В раскрытую дверь Нагих увидел маленький столик с телефонными аппаратами и сидящего у столика человека в военной форме и при оружии. Решив, что это и есть комиссар, с которым предстояло говорить, Василий пошел было к нему, но военный кивнул на закрытую дверь в соседнюю комнату и сказал вполголоса:
— Пройдите, о вас уже доложено.
Стыдясь своей потрепанной одежды, Нагих несмело постучал в створ двери и тотчас же услышал негромкий голос:
— Войдите.
Нагих вошел.
Посреди комнаты, спиной к окнам, за которыми виднелись снежные шапки крыш, стоял невысокого роста человек в зеленом армейского сукна френче с большими накладными карманами, в военных шароварах и в высоких сапогах. Черные волнистые волосы его были зачесаны назад, и губы прикрыты густыми широкими усами. Он пристально и спокойно, но с любопытством посмотрел на Василия, так, будто хотел что-то прочесть в лице его, и сказал:
— Здравствуйте, товарищ.
— Здравствуйте, товарищ комиссар, — ответил Василий, одернул полушубок и остановился у двери, не решаясь идти дальше.

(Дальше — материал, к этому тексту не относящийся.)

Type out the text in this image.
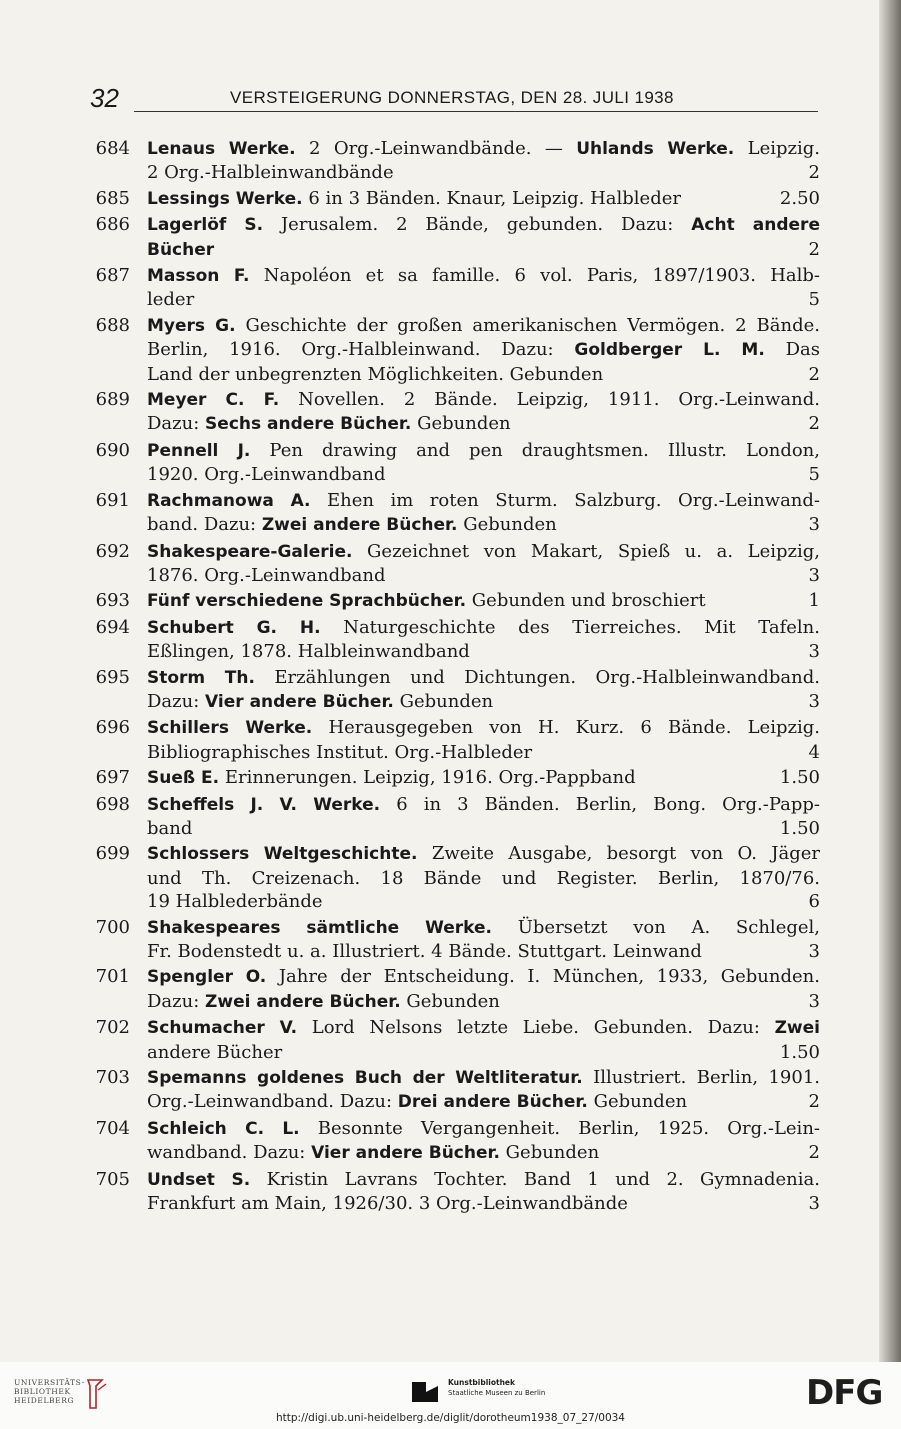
32	VERSTEIGERUNG DONNERSTAG, DEN 28. JULI 1938
684 Lenaus Werke. 2 Org.-Leinwandbände. — Uhlands Werke. Leipzig.
2 Org.-Halbleinwandbände	2
685 Lessings Werke. 6 in 3 Bänden. Knaur, Leipzig. Halbleder	2.50
686 Lagerlöf S. Jerusalem. 2 Bände, gebunden. Dazu: Acht andere
Bücher	2
687 Masson F. Napoléon et sa famille. 6 vol. Paris, 1897/1903. Halb-
leder	5
688 Myers G. Geschichte der großen amerikanischen Vermögen. 2 Bände.
Berlin, 1916. Org.-Halbleinwand. Dazu: Goldberger L. M. Das
Land der unbegrenzten Möglichkeiten. Gebunden	2
689 Meyer C. F. Novellen. 2 Bände. Leipzig, 1911. Org.-Leinwand.
Dazu: Sechs andere Bücher. Gebunden	2
690 Pennell J. Pen drawing and pen draughtsmen. Illustr. London,
1920. Org.-Leinwandband	5
691 Rachmanowa A. Ehen im roten Sturm. Salzburg. Org.-Leinwand-
band. Dazu: Zwei andere Bücher. Gebunden	3
692 Shakespeare-Galerie. Gezeichnet von Makart, Spieß u. a. Leipzig,
1876. Org.-Leinwandband	3
693 Fünf verschiedene Sprachbücher. Gebunden und broschiert	1
694 Schubert G. H. Naturgeschichte des Tierreiches. Mit Tafeln.
Eßlingen, 1878. Halbleinwandband	3
695 Storm Th. Erzählungen und Dichtungen. Org.-Halbleinwandband.
Dazu: Vier andere Bücher. Gebunden	3
696 Schillers Werke. Herausgegeben von H. Kurz. 6 Bände. Leipzig.
Bibliographisches Institut. Org.-Halbleder	4
697 Sueß E. Erinnerungen. Leipzig, 1916. Org.-Pappband	1.50
698 Scheffels J. V. Werke. 6 in 3 Bänden. Berlin, Bong. Org.-Papp-
band	1.50
699 Schlossers Weltgeschichte. Zweite Ausgabe, besorgt von O. Jäger
und Th. Creizenach. 18 Bände und Register. Berlin, 1870/76.
19 Halblederbände	6
700 Shakespeares sämtliche Werke. Übersetzt von A. Schlegel,
Fr. Bodenstedt u. a. Illustriert. 4 Bände. Stuttgart. Leinwand	3
701 Spengler O. Jahre der Entscheidung. I. München, 1933, Gebunden.
Dazu: Zwei andere Bücher. Gebunden	3
702 Schumacher V. Lord Nelsons letzte Liebe. Gebunden. Dazu: Zwei
andere Bücher	1.50
703 Spemanns goldenes Buch der Weltliteratur. Illustriert. Berlin, 1901.
Org.-Leinwandband. Dazu: Drei andere Bücher. Gebunden	2
704 Schleich C. L. Besonnte Vergangenheit. Berlin, 1925. Org.-Lein-
wandband. Dazu: Vier andere Bücher. Gebunden	2
705 Undset S. Kristin Lavrans Tochter. Band 1 und 2. Gymnadenia.
Frankfurt am Main, 1926/30. 3 Org.-Leinwandbände	3
UNIVERSITÄTS-
BIBLIOTHEK
HEIDELBERG
Kunstbibliothek
Staatliche Museen zu Berlin	DFG
http://digi.ub.uni-heidelberg.de/diglit/dorotheum1938_07_27/0034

— Проходите, проходите… — Комиссар улыбнулся просто, по-товарищески, как будто, вглядевшись, узнал Василия, обрадовался ему и даже не обратил внимания на его заплатанный полушубок и смешную телячью шапку, которую тот смущенно мял в руках. — Вот сюда проходите, поближе к столу.
Комиссар скупым коротким жестом указал на стол, возле которого в беспорядке стояло несколько стульев. Очевидно, в этой комнате только что происходило какое-то совещание и только что из нее разошлись люди.

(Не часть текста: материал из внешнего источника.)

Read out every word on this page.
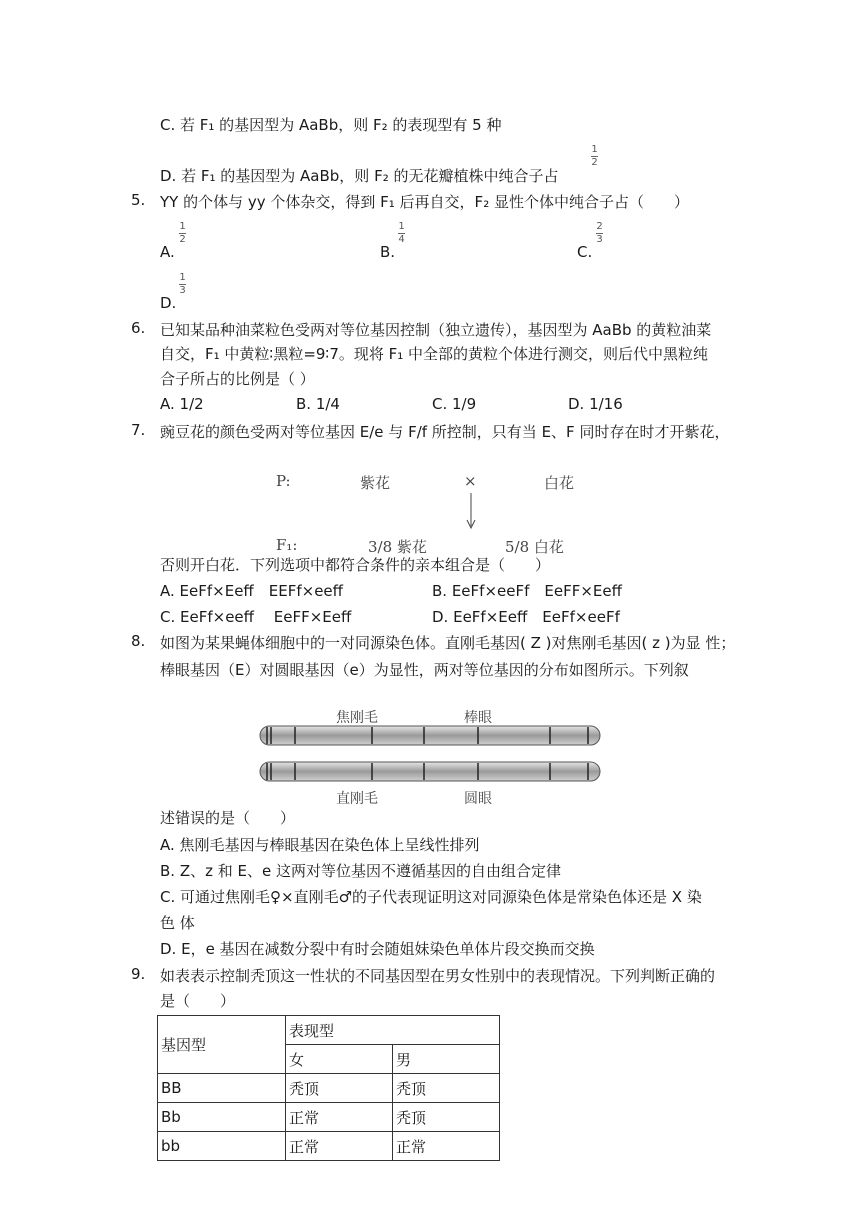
C. 若 F₁ 的基因型为 AaBb，则 F₂ 的表现型有 5 种
D. 若 F₁ 的基因型为 AaBb，则 F₂ 的无花瓣植株中纯合子占
1
2
5. YY 的个体与 yy 个体杂交，得到 F₁ 后再自交，F₂ 显性个体中纯合子占（　　）
A.
1
2
B.
1
4
C.
2
3
D.
1
3
6. 已知某品种油菜粒色受两对等位基因控制（独立遗传），基因型为 AaBb 的黄粒油菜
自交，F₁ 中黄粒∶黑粒=9∶7。现将 F₁ 中全部的黄粒个体进行测交，则后代中黑粒纯
合子所占的比例是（ ）
A. 1/2	B. 1/4	C. 1/9	D. 1/16
7. 豌豆花的颜色受两对等位基因 E/e 与 F/f 所控制，只有当 E、F 同时存在时才开紫花，
P:	紫花	×	白花
F₁:	3/8 紫花	5/8 白花
否则开白花．下列选项中都符合条件的亲本组合是（　　）
A. EeFf×Eeff　EEFf×eeff	B. EeFf×eeFf　EeFF×Eeff
C. EeFf×eeff　 EeFF×Eeff	D. EeFf×Eeff　EeFf×eeFf
8. 如图为某果蝇体细胞中的一对同源染色体。直刚毛基因( Z )对焦刚毛基因( z )为显 性；
棒眼基因（E）对圆眼基因（e）为显性，两对等位基因的分布如图所示。下列叙
焦刚毛	棒眼
直刚毛	圆眼
述错误的是（　　）
A. 焦刚毛基因与棒眼基因在染色体上呈线性排列
B. Z、z 和 E、e 这两对等位基因不遵循基因的自由组合定律
C. 可通过焦刚毛♀×直刚毛♂的子代表现证明这对同源染色体是常染色体还是 X 染
色 体
D. E，e 基因在减数分裂中有时会随姐妹染色单体片段交换而交换
9. 如表表示控制秃顶这一性状的不同基因型在男女性别中的表现情况。下列判断正确的
是（　　）
基因型	表现型	
	女	男
BB	秃顶	秃顶
Bb	正常	秃顶
bb	正常	正常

Василий неловко подошел к столу.
— Как ваша фамилия? — спросил комиссар.
— Нагих.
— Вы сибиряк?
— Сибиряк.
— И наверное из переселенцев? Наверное, ваш отец приобрел эту фамилию вместе с сибирской нуждой?
— Да, товарищ комиссар, мы из неблагополучных новоселов… — сказал Нагих.
— В какой район Сибири вы переселялись?
— В Приангарье. В Балаганский уезд, это в Иркутской губернии, — сказал Нагих и взглянул в глаза комиссара. В пристальном взгляде его карих блестящих глаз Василий прочел столько доброжелательства и понимания, словно и сам комиссар прошел трудную скитальческую жизнь переселенцев, все знал о их нужде и горе, и сам видел толпы голодных, оборванных людей, которых не приняла сибирская суровая земля и которые десятками тысяч возвращались назад за Уральский хребет, обездоленные, ненавидящие даже собственную жизнь, оставляя на пути своего возвращения тысячи деревянных крестов над безымянными могилами. — Только мы не устроились на земле, ушли в рабочие… Я был матросом на пароходе, — прибавил Василий и вдруг даже для себя неожиданно спросил: — А вы, товарищ комиссар, вы разве бывали в Сибири?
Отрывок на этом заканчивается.